A while back I wrote on this blog a “cry for help” about some different forms of linear regression… which given the fact that it was a kind of deep topic in statistics and most of my friends and colleagues are not uber statistics nerds, I didn’t really get any replies… But I have persevered, and continued to dive in on my own, because as Khan Academy puts it, struggling with ideas improves the brain like lifting weights.
So after also looking at some real data that my initial data mining attempts found (using World Factbook data), I have realized that in order to avoid Type I errors (false positives) due to outliers, I need to use a form of “robust regression”. This is because while standard “least squares” regression neatly has a formula that will “perfectly” fit the data (which Khan Academy also explains well), any outlier will be squared, and have a far greater impact on the results than it should. And Least Absolute Deviation (LAD), which is more intuitive also has issues with outliers, just not as much.

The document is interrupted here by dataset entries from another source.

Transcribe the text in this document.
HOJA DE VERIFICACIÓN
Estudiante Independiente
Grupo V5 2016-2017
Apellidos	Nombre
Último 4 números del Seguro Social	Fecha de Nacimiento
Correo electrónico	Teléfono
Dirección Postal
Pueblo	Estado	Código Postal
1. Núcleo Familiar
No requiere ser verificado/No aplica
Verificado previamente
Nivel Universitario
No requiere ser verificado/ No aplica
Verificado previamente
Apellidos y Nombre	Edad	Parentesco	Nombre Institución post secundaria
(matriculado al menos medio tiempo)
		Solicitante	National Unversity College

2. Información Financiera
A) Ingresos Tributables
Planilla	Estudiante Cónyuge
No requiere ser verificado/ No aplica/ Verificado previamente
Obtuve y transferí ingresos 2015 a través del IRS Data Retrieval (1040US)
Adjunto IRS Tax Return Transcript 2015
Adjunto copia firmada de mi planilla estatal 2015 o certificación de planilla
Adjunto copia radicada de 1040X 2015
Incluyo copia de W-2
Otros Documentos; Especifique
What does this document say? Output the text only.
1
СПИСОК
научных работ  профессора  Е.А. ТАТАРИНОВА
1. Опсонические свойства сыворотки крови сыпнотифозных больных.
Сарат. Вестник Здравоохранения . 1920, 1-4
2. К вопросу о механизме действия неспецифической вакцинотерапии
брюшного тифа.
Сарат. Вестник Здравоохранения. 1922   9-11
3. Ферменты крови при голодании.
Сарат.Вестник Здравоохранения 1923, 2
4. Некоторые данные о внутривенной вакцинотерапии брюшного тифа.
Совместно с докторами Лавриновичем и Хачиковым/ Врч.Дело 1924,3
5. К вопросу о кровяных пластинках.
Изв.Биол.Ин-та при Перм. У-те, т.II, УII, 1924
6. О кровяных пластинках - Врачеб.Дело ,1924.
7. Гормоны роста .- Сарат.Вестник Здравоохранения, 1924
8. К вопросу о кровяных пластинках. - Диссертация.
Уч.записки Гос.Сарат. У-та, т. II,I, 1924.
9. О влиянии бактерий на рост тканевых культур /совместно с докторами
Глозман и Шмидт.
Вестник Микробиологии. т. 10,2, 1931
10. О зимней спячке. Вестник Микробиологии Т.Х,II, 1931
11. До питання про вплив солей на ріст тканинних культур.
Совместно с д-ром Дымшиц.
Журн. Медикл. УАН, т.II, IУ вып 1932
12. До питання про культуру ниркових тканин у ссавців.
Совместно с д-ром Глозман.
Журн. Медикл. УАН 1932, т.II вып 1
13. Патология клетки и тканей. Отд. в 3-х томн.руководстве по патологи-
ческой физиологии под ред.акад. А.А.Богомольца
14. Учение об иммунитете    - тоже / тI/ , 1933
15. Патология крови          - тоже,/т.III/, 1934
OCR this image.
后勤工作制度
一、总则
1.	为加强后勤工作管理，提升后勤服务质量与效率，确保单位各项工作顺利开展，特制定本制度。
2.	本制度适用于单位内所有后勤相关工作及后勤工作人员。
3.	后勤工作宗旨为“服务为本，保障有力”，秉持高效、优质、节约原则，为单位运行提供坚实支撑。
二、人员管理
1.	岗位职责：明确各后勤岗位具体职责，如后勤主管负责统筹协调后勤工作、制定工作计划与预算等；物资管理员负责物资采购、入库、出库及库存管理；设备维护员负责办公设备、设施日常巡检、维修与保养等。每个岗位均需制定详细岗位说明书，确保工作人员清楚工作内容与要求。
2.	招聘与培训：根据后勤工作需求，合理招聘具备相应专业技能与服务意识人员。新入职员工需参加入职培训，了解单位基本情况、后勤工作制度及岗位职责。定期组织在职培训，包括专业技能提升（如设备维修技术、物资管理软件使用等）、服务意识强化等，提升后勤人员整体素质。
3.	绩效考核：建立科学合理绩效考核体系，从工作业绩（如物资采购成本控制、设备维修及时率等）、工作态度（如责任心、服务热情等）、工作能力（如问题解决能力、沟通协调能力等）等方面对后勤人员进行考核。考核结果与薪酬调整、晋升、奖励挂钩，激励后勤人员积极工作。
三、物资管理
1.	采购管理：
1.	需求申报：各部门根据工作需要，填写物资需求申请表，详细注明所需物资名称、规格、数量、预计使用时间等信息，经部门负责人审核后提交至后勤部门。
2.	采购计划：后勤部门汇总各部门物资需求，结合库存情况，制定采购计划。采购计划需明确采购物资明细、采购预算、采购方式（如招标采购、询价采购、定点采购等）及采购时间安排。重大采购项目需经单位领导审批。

But, another method is commonly used called “Least Median of Squares” (LMS), which attempts to square all the residuals (the distances between the estimated line of best fit, and each of the real data points), and then find the median of these (the very middle data point). But I have been wondering if the Least Median of Squares was invented to stick with the same paradigm as traditional regression, but maybe isn’t the most efficient method.
Instead, maybe it is better to find the Least Median of Absolute Deviation (LMAD), because using the Median Absolute Deviation (MAD) is more common than finding a Median of Squares for univariate data. And of more importance, I think it might require less computational power, given that I suspect taking the absolute value of a number usually just requires changing one bit in variable, while squaring requires more operations. So if the results from LMAD are not provably worse than the results from LMS, then it would seem that LMAD is likely a better way to go.